Rep. Mark Takano (D-Riverside) said, “Our journey is not complete until every American is treated the same under the law. Thank you, Mr. President, for supporting equality.”

The congressman had sent a letter to Obama on Feb. 25, urging him to file the brief. It reads as follows:

“As the member of Congress representing California’s 41st Congressional District, I thank you for filing a brief on behalf of the United States in United States v. Windsor (a challenge to DOMA, the Defense of Marriage Act) and urge you to file an amicus brief for the United States in Hollingsworth v. Perry.

“I have a unique perspective on the discrimination and harm occasioned by prejudice. During World War II, the United States government removed all four of my grandparents, along with my parents, from their respective homes and sent them to Japanese American internment camps. After the war, my family settled in Riverside County and rebuilt their lives. Despite the injustice they suffered, my parents raised my brothers and me to believe in the promise of America, that all of us are equal under the law.

“In addition to being Japanese American, I am proudly and openly gay. My road to Congress was not an easy one. When I ran for Congress in 1994, my LGBT status was a detriment to my efforts. Four years ago, 64.3% of Riverside County, where my district is located, voted for Proposition 8. But this past November, I ran again as a candidate for Congress, and the people of Riverside overwhelmingly elected me.

“I am the first and only openly LGBT member of California’s 55-member congressional delegation and the first and only openly LGBT person of color to serve in either House. Despite the progress we have made and the historic significance of my election, there remains much to do before LGBT Americans achieve the promise of America.

“My district includes thousands of loving gay and lesbian couples, who are not able to marry due to Proposition 8. They are our families, our friends and neighbors. They are doctors and veterans, teachers, gardeners, firefighters and police officers. They are Americans. Every day that they cannot enjoy the same rights and obligations enjoy by other Americans, they and their families suffer.

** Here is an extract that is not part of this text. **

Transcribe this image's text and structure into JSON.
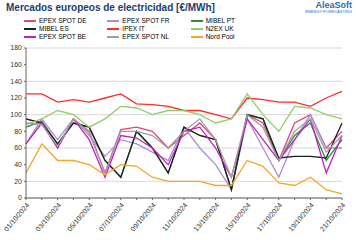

“On behalf of my constituents and myself, I am grateful for the brief in Windsor and the United States’ position that heightened scrutiny should apply under the United States Constitution to all laws that classify individuals based on whether they are gay or lesbian.

“I strongly and respectfully ask that the United States provide an amicus brief to the Supreme Court in Perry to explain how heightened scrutiny, the standard that the United States urges be applied to the so-called Defense of Marriage Act, (should apply) to Proposition 8. A brief by the United States will assist the Supreme Court to see that Proposition 8 fails heightened scrutiny and does not further any proper governmental objectives.

“It is critical that the Supreme Court find Proposition 8 to be unconstitutional. It is time for marriage equality. And although federal law provides numerous protections for married couples, most of the LGBT couples in California and their families may not be able to enjoy the benefits of those protections even when DOMA is found unconstitutional unless they are able to marry.”